CHIP and RSA’s case was always a long shot, and this isn’t the first time that rent-stabilization has faced a court challenge in its 60-plus year history, but the suit took shape after the 2019 rent laws went into effect. (Two other groups landlords, led by 74 Pinehurst LLC and 335-7 LLC, also have separate petitions before the court and are still waiting on a decision.) CHIP and RSA claimed the new laws only strengthened their position that rent-stabilization violated the Constitution’s “takings clause” by limiting their ability to raise rents and evict tenants. The Second Circuit court disagreed, writing in its decision that “the case law is exceptionally clear that legislatures enjoy broad authority to regulate land use without running afoul of the Fifth Amendment’s bar on physical takings.”

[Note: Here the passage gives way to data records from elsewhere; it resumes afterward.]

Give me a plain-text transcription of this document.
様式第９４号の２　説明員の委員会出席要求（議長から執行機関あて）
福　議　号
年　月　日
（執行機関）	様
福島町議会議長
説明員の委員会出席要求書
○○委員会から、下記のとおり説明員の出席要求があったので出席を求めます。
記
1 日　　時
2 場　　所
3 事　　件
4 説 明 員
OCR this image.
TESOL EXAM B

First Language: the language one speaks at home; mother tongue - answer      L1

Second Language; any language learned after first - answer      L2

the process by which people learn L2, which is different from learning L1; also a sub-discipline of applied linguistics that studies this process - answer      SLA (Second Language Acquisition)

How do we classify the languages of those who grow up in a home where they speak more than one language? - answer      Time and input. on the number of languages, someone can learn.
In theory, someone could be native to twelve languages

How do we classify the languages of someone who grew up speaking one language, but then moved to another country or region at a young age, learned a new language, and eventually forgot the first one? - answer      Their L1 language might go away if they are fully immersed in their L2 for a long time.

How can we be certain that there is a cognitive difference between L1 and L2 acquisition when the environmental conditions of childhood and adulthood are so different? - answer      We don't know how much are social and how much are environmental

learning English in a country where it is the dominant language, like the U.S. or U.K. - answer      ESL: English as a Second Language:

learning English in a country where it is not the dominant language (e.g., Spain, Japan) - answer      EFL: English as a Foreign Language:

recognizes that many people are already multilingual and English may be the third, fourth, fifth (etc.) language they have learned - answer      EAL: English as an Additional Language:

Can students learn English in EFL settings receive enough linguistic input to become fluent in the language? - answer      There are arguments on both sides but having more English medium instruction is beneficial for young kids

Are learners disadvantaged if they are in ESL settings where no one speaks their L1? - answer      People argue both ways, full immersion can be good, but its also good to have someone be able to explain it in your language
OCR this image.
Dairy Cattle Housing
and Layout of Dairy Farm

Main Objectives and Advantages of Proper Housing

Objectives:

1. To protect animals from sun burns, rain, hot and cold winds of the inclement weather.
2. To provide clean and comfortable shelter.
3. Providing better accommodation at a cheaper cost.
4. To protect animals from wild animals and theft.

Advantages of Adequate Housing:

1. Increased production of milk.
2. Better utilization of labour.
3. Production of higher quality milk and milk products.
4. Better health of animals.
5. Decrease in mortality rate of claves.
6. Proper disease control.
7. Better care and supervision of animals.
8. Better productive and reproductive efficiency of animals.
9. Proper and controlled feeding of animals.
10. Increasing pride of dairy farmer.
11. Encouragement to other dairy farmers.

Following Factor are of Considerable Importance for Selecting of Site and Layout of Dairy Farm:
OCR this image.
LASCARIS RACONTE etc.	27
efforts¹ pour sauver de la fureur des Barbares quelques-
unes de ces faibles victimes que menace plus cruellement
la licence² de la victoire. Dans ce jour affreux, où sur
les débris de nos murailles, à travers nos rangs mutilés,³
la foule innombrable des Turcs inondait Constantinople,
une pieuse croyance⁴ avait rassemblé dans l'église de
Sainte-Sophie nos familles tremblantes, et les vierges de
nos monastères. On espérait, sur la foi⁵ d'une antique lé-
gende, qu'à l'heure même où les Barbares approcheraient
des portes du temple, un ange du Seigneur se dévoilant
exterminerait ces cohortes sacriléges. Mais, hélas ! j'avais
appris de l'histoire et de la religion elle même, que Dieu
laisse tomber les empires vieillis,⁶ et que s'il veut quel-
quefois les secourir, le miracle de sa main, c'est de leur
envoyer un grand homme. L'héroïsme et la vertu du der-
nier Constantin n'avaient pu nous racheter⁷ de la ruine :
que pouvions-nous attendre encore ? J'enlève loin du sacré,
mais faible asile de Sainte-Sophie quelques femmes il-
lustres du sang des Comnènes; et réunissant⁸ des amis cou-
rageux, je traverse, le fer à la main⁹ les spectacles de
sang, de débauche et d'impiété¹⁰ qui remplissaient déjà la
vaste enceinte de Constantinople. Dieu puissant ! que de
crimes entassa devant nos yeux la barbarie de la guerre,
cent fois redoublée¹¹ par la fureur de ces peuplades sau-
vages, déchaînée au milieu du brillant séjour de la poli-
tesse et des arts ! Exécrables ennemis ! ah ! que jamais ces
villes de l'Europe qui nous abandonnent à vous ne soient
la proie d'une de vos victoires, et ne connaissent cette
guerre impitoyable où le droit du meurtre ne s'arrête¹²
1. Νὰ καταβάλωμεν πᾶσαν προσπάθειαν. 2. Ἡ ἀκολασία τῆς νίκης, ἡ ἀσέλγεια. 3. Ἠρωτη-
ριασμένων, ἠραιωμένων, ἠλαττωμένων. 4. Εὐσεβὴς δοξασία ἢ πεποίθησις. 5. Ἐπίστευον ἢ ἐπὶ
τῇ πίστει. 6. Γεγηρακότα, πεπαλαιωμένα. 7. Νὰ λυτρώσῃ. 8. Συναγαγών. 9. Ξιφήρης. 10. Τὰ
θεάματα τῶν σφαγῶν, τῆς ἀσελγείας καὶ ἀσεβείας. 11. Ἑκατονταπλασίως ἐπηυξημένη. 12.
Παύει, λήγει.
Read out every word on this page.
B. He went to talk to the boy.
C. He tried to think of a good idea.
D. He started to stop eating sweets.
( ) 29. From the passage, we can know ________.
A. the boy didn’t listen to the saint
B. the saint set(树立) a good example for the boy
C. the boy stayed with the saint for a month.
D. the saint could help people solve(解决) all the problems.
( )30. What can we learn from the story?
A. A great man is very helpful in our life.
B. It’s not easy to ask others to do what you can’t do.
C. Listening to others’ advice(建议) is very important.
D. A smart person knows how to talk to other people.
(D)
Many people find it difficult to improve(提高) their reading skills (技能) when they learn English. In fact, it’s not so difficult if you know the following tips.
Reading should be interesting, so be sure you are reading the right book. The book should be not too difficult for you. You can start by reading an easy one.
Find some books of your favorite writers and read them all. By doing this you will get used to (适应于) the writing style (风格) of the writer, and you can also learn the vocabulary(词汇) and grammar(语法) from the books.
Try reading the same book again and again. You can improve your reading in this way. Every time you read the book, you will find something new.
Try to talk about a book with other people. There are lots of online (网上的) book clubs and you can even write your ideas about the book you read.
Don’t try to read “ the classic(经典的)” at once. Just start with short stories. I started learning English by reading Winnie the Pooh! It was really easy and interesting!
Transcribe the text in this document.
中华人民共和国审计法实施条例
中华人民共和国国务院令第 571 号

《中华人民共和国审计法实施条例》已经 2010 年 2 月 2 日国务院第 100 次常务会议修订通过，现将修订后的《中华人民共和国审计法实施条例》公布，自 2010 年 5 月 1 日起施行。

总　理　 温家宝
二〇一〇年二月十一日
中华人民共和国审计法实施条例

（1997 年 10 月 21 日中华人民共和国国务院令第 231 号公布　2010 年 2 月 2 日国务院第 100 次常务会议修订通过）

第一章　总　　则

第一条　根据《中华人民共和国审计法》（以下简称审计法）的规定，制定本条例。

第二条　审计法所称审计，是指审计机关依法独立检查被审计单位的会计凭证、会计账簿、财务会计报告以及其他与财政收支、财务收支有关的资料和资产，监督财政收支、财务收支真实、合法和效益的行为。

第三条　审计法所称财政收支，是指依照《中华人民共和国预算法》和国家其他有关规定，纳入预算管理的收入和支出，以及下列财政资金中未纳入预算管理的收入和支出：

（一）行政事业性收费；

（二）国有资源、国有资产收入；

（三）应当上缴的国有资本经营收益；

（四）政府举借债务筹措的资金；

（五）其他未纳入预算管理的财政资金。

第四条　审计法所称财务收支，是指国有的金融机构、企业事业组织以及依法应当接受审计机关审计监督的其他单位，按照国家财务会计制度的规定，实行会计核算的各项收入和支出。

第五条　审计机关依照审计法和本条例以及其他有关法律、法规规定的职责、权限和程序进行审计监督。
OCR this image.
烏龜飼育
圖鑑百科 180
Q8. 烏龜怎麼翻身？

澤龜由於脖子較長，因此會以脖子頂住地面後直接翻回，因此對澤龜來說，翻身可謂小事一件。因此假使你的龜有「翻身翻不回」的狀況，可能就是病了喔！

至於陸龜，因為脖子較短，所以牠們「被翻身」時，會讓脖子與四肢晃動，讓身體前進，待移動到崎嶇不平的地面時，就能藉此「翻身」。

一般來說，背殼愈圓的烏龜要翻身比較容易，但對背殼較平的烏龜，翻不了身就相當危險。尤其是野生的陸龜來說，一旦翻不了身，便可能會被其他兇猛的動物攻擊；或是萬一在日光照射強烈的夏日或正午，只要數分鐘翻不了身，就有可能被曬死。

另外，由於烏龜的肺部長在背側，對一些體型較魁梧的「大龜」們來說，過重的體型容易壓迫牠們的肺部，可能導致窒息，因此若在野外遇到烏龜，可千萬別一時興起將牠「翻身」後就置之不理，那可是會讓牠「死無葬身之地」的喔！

The landlords then brought the challenge to the Supreme Court, claiming they “always expected” the decision to be made by the high court and were confident that, likely because of its conservative majority, they would “ultimately prevail.” In their petition, they wrote that the “easily demonized owners of New York City rental units” were “vastly overwhelmed in New York’s political process” by tenants and taxpayers.

The justices were ultimately unmoved, but CHIP and RSA pledged to keep fighting. “We see the Supreme Court’s decision not to take our case as a signal to bring more targeted challenges to specific provisions of the law illustrating direct impacts on housing providers,” they wrote in a statement. “This is not the end of the road.”